Mientras subíamos, me estaba muriendo. Estaba muy empinado y hacía un tiempo horrible. Me quejé de la temperatura al menos tres veces. No había ni una sola nube. Al llegar, vimos la torre y decidimos no subir porque había mucha cola y yo ya había estado hacía un mes. Bajamos de Petřín y fuimos a ver el Muro de John Lennon. De camino, estuvimos hablando de tatuajes. Fue casualidad porque estaba pensando en hacerme uno y de repente, Jenny preguntó: «¿has pensado en hacerte un tatuaje». Quería responderle: «¿cómo lo sabes? ». Al final se le ocurrió una idea genial. ¡Tendré que pensármelo!

Día con Jenny

Después del Muro de John Lennon, vimos mucha gente en los botes de pedales y decidimos alquilar uno. Cuando llegamos a la isla, había una cola enorme en el sitio que conozco. No sabía qué hacer, pero vi otro cartel de botes de pedales. Por eso decidí ir a mirar. ¡Qué suerte! Aquel sitio también tenía botes y había dos libres para nosotras. ¡No me lo podía creer! ¡A pocos metros la gente estaba haciendo cola y allí estaba vacío! Lo mejor es que todos los botes se mueven por la misma zona, así que da igual dónde lo alquiles. Lo malo es que no tenían de los botes que parecen un coche. ¡Y era baratísimo! Al alquilarlo, la gente empezó a llegar y se formó otra cola aquí. ¡Fue estupendo! Flotábamos por el río disfrutando del buen tiempo. Estuvimos una hora. Sentía que me estaba poniendo morena en el bote. Estuvimos hablando de todo un poco. Jenny se iba a estudiar a Polonia, por lo que planeamos que iría a verla o que ella iría a Ámsterdam a verme. Estaba cansada, pero me interesaba todo lo que hablábamos. Luego nos pusimos a comparar nuestros países, como siempre. Me asombró saber más sobre la cultura taiwanesa y aluciné con la cantidad de idiomas que habla Jenny.
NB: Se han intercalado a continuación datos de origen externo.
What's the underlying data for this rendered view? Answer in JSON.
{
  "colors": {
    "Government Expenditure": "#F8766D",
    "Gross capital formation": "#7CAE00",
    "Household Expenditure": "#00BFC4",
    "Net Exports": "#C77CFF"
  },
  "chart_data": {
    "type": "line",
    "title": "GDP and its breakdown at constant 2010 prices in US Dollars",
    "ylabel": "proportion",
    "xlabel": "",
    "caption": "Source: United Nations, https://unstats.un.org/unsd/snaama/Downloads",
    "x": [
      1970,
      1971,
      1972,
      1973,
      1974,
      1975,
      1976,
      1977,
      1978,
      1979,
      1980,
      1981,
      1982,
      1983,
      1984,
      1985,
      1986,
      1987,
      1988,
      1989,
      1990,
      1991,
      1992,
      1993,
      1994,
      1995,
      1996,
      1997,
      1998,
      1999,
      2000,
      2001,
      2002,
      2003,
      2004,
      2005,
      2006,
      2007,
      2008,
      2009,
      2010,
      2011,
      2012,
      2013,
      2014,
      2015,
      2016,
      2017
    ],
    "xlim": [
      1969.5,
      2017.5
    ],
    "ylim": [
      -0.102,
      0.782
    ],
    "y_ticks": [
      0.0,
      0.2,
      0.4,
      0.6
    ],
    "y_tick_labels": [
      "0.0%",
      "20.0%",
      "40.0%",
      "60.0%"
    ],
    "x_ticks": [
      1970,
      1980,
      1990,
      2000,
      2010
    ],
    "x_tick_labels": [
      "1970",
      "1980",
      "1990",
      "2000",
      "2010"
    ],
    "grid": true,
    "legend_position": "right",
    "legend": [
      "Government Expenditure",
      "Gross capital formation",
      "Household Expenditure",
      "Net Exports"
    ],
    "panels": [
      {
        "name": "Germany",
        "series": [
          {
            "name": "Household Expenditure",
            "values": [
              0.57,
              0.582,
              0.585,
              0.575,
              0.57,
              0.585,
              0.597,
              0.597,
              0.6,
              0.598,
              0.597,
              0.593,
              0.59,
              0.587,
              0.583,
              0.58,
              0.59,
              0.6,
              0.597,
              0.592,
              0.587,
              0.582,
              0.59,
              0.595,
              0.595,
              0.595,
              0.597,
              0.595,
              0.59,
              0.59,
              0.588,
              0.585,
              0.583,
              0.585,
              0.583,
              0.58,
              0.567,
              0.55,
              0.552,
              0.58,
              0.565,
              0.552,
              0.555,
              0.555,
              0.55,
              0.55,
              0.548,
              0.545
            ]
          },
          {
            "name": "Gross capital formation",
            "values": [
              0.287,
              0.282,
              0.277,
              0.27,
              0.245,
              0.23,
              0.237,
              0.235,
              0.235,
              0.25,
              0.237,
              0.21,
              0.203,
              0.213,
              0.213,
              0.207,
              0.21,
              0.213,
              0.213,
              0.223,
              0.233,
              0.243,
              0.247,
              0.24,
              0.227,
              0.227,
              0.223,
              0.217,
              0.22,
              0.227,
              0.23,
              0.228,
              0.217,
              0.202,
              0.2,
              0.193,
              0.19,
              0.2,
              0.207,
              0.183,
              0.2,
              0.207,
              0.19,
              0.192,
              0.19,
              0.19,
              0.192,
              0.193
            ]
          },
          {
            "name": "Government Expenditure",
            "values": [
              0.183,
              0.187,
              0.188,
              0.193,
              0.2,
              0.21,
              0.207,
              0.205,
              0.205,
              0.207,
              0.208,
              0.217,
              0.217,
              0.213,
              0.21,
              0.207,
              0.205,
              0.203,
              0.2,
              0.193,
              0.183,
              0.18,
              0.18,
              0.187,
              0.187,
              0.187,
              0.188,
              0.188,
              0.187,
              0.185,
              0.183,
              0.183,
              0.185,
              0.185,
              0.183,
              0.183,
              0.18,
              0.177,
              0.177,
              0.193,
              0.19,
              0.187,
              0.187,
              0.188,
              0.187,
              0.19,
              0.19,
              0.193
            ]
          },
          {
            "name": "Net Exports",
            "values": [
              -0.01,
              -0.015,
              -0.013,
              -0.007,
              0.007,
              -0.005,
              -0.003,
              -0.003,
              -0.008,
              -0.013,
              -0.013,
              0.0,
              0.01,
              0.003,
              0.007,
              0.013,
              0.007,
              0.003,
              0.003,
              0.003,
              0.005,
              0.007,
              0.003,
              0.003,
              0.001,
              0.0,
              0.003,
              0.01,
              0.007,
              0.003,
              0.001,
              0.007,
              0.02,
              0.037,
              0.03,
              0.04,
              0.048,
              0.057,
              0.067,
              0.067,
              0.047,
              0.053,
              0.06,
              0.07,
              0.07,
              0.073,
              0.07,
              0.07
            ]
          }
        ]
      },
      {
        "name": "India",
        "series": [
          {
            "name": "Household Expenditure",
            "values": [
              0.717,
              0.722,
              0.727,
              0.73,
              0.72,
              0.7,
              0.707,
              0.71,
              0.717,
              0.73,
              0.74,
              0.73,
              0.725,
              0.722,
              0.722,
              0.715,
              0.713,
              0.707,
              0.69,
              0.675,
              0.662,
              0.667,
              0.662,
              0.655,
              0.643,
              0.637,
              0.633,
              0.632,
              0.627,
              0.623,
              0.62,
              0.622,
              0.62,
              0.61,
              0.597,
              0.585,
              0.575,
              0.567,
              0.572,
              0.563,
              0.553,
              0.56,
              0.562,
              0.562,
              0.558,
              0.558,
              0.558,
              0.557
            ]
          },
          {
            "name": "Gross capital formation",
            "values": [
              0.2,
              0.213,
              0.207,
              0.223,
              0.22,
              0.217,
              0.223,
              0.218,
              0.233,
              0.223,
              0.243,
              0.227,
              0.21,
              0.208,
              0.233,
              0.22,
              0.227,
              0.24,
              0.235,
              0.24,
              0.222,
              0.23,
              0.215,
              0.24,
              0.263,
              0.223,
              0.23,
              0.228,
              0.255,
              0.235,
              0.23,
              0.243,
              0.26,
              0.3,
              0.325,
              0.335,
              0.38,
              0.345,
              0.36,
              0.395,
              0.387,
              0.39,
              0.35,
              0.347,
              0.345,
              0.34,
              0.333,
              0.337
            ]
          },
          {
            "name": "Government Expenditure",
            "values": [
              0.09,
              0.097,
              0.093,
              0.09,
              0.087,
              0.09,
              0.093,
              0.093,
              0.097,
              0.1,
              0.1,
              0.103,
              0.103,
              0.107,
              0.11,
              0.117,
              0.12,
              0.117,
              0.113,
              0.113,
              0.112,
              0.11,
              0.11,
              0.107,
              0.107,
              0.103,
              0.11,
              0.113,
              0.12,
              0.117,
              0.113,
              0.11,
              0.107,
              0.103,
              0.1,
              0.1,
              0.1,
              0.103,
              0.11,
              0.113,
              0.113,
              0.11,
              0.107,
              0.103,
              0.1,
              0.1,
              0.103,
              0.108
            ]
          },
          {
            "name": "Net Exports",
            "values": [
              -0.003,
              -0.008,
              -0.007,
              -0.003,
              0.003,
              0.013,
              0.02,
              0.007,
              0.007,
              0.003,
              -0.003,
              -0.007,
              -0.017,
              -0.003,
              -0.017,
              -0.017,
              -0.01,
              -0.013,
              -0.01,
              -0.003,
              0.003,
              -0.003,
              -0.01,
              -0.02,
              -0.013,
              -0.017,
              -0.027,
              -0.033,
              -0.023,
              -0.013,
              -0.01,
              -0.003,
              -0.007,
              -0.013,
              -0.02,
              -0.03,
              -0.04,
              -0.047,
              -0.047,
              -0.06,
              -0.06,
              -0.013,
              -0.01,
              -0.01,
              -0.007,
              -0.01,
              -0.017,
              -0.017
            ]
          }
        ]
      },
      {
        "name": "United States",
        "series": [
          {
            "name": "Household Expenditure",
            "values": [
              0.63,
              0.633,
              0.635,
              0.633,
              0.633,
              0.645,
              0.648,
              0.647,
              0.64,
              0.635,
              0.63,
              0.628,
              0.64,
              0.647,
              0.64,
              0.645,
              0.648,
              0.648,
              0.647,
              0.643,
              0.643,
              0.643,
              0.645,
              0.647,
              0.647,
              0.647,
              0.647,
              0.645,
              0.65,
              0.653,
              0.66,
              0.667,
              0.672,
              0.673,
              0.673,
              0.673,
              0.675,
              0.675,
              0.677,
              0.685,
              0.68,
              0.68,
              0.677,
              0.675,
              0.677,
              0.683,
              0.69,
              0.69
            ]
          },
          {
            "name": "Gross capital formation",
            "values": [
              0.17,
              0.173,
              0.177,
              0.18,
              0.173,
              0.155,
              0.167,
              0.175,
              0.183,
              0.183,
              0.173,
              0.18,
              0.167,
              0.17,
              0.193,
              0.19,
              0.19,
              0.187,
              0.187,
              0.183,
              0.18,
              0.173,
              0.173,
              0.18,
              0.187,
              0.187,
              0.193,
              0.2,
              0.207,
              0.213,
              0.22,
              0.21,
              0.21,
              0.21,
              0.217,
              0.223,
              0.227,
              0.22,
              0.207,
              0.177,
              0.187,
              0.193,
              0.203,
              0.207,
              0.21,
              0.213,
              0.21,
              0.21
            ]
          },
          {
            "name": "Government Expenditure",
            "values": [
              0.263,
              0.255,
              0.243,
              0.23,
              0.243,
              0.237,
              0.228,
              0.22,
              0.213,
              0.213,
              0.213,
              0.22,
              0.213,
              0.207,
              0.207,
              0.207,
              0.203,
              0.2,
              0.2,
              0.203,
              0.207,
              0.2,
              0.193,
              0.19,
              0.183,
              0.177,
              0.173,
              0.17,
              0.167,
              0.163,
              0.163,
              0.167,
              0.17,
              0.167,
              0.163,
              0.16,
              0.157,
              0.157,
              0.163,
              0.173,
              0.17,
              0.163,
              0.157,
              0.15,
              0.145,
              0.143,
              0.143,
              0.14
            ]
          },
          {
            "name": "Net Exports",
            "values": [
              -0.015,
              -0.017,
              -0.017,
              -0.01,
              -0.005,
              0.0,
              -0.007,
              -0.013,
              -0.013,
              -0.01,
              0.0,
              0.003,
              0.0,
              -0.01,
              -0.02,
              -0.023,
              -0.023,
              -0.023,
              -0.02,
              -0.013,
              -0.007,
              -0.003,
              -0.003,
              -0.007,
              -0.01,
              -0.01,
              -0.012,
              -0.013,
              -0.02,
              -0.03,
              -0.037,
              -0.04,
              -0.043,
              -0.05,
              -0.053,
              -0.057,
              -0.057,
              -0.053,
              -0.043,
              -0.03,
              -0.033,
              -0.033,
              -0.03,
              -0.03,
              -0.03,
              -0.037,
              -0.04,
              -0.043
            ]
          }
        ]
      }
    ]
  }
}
Luego fuimos al Puente de Carlos, que está siempre lleno de gente. Hasta con el calor que hacía la gente estaba allí haciendo fotos como si no hubiera mañana. Hoy me di cuenta por primera vez de que vendían cuadros en el puente. ¡Estuve a punto de comprar uno! Me enamoré de unos cuadros preciosos que son en blanco y negro con un solo elemento en rojo, como un paraguas. Tenían muchos a buen precio. Praga se veía preciosa en esas imágenes. No entró hambre, por lo que llevé a Jenny a la Plaza de la Ciudad Vieja. Primero, quería enseñarle el sitio en el que trabajo y le dije que se pasara al día siguiente durante mi turno. Luego fuimos al reloj. Como siempre, lleno de gente. Me gusta mucho este sitio porque me recuerda a Harry Potter. Decidimos comer una especialidad checa, trdelník. En la Plaza de la Ciudad Vieja los vendían a 60 coronas checas y nos los dieron calientes, recién sacados del horno. Estaba buenísimo. Espero que a Jenny le gustara. Le hice una lista de comida que podía probar en la República Checa. Ella me enseñó cómo se escribe Barbara en chino.

Día con Jenny

Ya era hora de irse porque había quedado para cenar a las 18:00. No fue agradable decir adiós después de tan solo una tarde, pero espero que Jenny vaya a Adelitas a verme y a probar la deliciosa comida mexicana que hay allí. Además, espero poder visitarnos mutuamente en Polonia o en los Países Bajos. Fue una tarde genial. El tiempo era ideal y me gustó escuchar todo lo que contaba Jen. No paraba de hablar de Islandia y me volvió a convencer de que fuera pronto a Taiwan. ¡Qué alegría volver a verla! Después, fui a cenar y comí cosas riquísimas. Llegué a casa con muchos recuerdos y ahora por fin puedo descansar y dormir.

Día con Jenny

Al día siguiente, Jenny vino al restaurante. ¡Fue genial! ¡Hasta me trajo una carta llena de cosas bonitas! ¡Probó mi comida favorita y me alegró mucho verla de nuevo!